Per CA Probate Code §10810, the maximum fees allowed are:
4% of the first $100,000
3% of the next $100,000
2% of the next $800,000
1% of the next $9,000,000
0.5% of the next $15,000,000
Please note that the cost of the executor's commission is same as the attorney's fees – so the dollar amount calculated above needs to be multiplied by two. In addition, the value of the property is determined without taking any liens into consideration.
For example, if your estate has a value of $1,800,000, the probate fees will total $62,000. Here is the calculation:
$ 4,000 (4% of the 1st $100k)
$ 3,000 (3% of the next $100k)
$16,000 (2% of the next $800k)
$ 8,000 (1% of the next $9 mill)
$31,000 for Attorney's fees
$31,000 for Executor's commission
grand total of $62,000
Of course, these fees do not include other costs that are incurred in probate, such as filing fees, publication costs, sales commissions, and so on.

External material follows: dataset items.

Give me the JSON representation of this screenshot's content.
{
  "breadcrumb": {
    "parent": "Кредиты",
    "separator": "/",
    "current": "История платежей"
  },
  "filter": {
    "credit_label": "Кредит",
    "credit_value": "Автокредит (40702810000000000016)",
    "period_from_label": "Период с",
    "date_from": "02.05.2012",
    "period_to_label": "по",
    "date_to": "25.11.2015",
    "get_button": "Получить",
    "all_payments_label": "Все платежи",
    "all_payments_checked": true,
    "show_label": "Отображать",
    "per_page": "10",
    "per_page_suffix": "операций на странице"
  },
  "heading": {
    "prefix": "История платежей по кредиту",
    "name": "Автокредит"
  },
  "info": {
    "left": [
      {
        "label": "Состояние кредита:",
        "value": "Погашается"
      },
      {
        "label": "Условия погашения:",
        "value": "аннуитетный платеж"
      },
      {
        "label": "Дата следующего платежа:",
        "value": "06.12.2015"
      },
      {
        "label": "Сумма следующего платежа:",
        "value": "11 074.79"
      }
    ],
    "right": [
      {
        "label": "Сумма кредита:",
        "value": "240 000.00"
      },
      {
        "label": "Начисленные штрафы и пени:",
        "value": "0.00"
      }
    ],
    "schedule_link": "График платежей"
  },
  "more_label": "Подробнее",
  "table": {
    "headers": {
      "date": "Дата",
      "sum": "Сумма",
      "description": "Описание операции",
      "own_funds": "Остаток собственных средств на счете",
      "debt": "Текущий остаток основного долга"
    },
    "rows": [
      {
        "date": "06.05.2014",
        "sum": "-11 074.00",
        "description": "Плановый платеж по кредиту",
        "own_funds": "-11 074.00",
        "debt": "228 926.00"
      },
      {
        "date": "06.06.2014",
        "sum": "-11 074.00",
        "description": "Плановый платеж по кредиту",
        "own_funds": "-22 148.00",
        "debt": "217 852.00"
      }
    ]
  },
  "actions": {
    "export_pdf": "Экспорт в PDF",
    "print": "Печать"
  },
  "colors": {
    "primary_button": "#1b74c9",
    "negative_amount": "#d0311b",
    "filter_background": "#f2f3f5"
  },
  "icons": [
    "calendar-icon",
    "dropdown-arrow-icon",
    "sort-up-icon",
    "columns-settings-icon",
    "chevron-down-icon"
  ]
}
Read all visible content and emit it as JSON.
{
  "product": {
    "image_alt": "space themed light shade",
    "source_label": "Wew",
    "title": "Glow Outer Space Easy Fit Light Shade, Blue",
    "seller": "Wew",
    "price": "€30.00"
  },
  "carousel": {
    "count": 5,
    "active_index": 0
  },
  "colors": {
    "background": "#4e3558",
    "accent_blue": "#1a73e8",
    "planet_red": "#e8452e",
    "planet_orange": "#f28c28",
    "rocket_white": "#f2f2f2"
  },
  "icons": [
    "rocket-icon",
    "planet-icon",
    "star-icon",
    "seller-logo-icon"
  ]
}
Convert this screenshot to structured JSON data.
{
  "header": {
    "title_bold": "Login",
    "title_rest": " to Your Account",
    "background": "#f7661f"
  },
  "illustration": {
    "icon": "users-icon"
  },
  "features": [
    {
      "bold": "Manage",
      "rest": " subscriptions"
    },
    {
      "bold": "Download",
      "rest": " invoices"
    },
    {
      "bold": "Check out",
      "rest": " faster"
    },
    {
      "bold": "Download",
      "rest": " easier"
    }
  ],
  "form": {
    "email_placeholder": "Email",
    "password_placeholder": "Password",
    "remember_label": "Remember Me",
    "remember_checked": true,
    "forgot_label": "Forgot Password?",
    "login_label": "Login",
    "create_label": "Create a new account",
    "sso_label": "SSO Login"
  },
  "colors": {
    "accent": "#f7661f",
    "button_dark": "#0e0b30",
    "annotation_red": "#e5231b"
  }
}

Fortunately, probate can be avoided if your property is in a Trust. If you would like to start a conversation about avoiding probate, please contact me. You can reach me by using the form on this page; calling; or by scheduling an appointment for us to speak by clicking on "Schedule an Appointment."
Who can write a Will?
Anyone over age 18 and who is mentally competent ("of sound mind") can write a Will. Cal. Probate Code 6100(a).
How do you know if someone is mentally competent to write a Will?
You are mentally competent in California if you are capable of (1) understanding that you are creating a will that disposes of your property upon your death; (2) that you understand what your property is and where it is; and (3) that you understand the relationships with your heirs and beneficiaries. This means that you know what the consequences will be depending on how you leave your property. Cal. Probate Code 6100.5(a).
Plus a conservator, with court approval, can also write a Will for their conservatee. In addition, a mentally competent conservatee, over age 18, can write their own will (and revoke or revise the one their conservator wrote for them). Cal. Probate Code 6100(b).
Does a Will have to be in a certain format?
No, it just needs to show you intend to give the beneficiary something at your death. The Will can be a formal Will, signed and witnessed by two people, and is usually written by an attorney.
You can use a "form will" such as those that you can buy online. Also, the California Bar Association has created a copy of California's Statutory Will, which is a free, do-it-yourself will. The form instructions need to be followed carefully and then you sign it in front of two witnesses.
California even allows informal, handwritten wills - they are referred to as Holographic Wills.
Could a single sheet of paper be a Will?
Yes. It could be a Holographic Will. These informal Wills must be made entirely in the decedent's handwriting and they do not need to be witnessed (or even dated). Cal. Probate Code 6111.